Si bien navegar por esto todavía es un trabajo en progreso, Tania Maree ha encontrado formas de establecer el equilibrio al reservar tiempo para ser voluntaria en Libros de Mil Mundos. “Es importante para mí que honre el compromiso que hice con ese equipo al continuar haciendo algo de peso, manteniendo esa librería y asegurándome de que sea algo que perdure. Es un proyecto activo contra la gentrificación, por lo que es una forma de protesta tan grande como lo es Nourish, y van de la mano. Así que he decidido tomar de viernes a domingos, no completamente libres, sino principalmente [libres]. Los viernes y sábados son mis días ".  

Tania Maree con Puma y Reiki como voluntaria en la librería Mil Mundos para el mercado de Essex | foto vía NourishNYC

Hacerlo ha aliviado el estrés de los primeros días de Nourish, donde trabajaban turnos de más de 20 horas todos los días y dormían de 2 a 3 horas por noche. 

Para desconectar por completo de la gestión de las redes sociales y la operación de varios canales de chat de alcance, reservaron tiempo para cenar con sus amigos, al estilo socialmente distanciado. Recientemente, sintieron alegría y tranquilidad mientras comían burritos de birria bajo la lluvia con su amiga Vivian, otra organizadora del Colectivo Santa Cena. 

El futuro de NourishNYC es brillante. 

La organización planea continuar trabajando con The Saint Supper Collective de una manera que "sea sostenible para la salud mental, emocional y física de todos", mientras colabora con otros grupos de ayuda mutua. También planean asegurar asociaciones para recursos de salud mental y bienestar. “Siento que [esos recursos] merecen una sección dedicada en el sitio web porque no todos están necesariamente tratando de participar en todo lo demás. Las personas negras merecen simplemente participar en su bienestar sin tener que involucrarse más en la violencia de lo que está sucediendo para obtener ayuda. Siento que ser negro en sí mismo y seguir eligiendo vivir todos los días es una forma de protesta. Así que hice un compromiso de $20,000 para eso ”, dijo Tania Maree. 

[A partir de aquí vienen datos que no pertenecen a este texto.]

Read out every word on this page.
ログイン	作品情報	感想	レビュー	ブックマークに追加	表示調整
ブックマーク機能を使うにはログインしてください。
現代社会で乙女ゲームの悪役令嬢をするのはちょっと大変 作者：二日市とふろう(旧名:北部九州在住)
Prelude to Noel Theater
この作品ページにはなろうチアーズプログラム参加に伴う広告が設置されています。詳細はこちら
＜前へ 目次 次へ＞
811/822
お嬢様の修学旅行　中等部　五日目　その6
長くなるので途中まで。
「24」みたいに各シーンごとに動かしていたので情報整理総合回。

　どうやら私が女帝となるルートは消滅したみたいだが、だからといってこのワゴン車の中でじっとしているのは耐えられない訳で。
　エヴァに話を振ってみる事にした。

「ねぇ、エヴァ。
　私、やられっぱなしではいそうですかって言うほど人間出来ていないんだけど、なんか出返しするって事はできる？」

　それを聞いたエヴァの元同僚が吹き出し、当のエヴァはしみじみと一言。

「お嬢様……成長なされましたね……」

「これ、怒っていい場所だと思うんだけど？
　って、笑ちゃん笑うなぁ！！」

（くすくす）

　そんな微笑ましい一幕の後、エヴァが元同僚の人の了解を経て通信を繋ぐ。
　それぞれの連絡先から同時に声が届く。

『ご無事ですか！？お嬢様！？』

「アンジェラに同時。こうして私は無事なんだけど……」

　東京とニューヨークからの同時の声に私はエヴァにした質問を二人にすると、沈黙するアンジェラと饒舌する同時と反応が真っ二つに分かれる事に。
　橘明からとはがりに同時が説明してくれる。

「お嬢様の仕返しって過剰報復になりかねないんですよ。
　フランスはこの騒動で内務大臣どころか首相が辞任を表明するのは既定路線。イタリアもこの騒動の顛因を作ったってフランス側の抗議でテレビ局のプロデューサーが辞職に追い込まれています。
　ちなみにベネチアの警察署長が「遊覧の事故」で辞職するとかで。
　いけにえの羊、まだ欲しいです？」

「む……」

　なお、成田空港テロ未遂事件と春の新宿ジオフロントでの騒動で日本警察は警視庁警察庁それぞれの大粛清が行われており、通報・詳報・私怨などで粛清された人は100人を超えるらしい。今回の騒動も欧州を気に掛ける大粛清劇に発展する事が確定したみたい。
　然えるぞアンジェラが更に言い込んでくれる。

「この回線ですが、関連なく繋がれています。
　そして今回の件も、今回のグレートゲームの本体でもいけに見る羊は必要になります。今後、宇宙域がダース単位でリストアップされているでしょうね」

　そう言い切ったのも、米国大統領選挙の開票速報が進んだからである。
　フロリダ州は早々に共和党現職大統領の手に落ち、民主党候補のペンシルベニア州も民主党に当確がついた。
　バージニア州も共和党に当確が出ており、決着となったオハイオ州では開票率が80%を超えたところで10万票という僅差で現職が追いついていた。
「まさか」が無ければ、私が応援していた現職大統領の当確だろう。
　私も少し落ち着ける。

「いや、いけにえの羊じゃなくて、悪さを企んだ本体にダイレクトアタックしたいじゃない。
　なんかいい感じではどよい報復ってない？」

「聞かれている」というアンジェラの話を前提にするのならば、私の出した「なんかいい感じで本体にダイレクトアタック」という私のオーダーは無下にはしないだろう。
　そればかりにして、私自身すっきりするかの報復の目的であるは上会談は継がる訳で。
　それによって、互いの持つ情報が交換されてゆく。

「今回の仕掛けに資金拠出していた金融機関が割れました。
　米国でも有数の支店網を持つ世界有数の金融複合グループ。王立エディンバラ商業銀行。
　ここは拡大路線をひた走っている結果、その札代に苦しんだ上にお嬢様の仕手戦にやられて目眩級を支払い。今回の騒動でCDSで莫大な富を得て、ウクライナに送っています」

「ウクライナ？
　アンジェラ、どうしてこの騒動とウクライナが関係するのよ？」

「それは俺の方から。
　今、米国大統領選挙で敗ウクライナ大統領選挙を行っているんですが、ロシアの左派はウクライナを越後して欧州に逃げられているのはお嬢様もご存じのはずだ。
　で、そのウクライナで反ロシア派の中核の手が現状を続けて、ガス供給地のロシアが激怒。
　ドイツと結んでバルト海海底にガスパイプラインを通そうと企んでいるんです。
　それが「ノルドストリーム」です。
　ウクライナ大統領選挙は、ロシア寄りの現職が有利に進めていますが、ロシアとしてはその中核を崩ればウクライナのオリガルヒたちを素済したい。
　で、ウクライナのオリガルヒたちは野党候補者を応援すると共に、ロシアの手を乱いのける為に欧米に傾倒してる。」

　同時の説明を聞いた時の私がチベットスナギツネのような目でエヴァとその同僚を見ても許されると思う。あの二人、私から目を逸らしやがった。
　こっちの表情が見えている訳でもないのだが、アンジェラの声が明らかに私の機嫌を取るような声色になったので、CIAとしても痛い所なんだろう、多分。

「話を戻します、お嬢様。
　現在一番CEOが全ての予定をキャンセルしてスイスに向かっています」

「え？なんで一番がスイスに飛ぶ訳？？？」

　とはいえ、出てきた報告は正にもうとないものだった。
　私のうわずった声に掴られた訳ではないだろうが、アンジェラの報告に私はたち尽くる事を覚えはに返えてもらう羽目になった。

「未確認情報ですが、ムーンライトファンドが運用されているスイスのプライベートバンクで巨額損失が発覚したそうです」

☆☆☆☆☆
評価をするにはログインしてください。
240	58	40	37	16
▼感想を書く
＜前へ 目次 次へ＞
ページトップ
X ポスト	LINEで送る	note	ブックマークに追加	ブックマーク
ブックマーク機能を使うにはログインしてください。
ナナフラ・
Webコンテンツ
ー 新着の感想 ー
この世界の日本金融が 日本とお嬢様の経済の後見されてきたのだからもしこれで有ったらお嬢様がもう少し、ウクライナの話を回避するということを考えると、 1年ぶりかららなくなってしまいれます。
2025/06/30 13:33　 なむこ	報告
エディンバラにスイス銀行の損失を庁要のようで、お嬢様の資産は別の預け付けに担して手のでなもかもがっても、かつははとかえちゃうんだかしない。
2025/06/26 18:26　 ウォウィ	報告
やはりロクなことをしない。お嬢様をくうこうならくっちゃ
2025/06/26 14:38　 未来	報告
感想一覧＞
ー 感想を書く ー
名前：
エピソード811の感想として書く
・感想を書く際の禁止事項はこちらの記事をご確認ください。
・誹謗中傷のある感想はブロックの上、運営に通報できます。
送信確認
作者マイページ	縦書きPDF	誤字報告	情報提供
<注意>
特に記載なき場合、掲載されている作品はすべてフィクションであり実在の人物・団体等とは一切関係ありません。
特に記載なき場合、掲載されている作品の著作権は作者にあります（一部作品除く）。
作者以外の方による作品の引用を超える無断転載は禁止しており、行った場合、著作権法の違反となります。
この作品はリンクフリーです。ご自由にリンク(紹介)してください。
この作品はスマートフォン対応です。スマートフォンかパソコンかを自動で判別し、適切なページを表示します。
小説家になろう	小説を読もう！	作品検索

Lo que comenzó como una persona joven que invirtió unos pocos dólares para ayudar a los vecinos a protestar y comer de manera segura se ha convertido en un colectivo de ayuda mutua personal de jóvenes apasionados que trabajan incansablemente para servir a la comunidad de la ciudad de Nueva York, cambiando nuestra cultura hacia una que practica el cuidado y el mutuo apoyo. 


Formas de involucrarse + llamadas a la acción

  • Revisar la Árbol de enlaces NourishNYC para aprender varias formas en que puede ayudar como voluntario con ellos en las próximas acciones. 
  • El Colectivo Santa Cena se compromete a suministrar comidas en Abolition Plaza y varias otras acciones en colaboración con NourishNYC. Leer su código y regístrate en voluntario.
  • Regístrate convertirse en miembro de Mil Mundos Books y asistir su feria del libro el 2 de agosto.
  • Bushwick Ayuda Mutua distribuye servicios de ayuda mutua de Mil Mundos Books y actualmente tiene solicitudes pendientes para una serie de artículos para el hogar. Mira su publicación de Instagram para ayudarlos a distribuir los suministros solicitados a los vecinos de Bushwick que lo necesitan, etiquetando a sus amigos y volviendo a publicar para difundir el mensaje. Como también buscan proporcionar unidades de aire acondicionado para combatir el calor para los vecinos que lo necesiten, Compartir esta publicacion apoyar.
  • Seguir @NYCHousingActions en Instagram para unirse a la lucha por #CancelRent y #EndEvictions. También puede enviarles un mensaje por Signal (envíe un mensaje de texto con la palabra “Hola” al 1-217-954-9057) si está experimentando una crisis de vivienda y lo conectará con recursos de apoyo.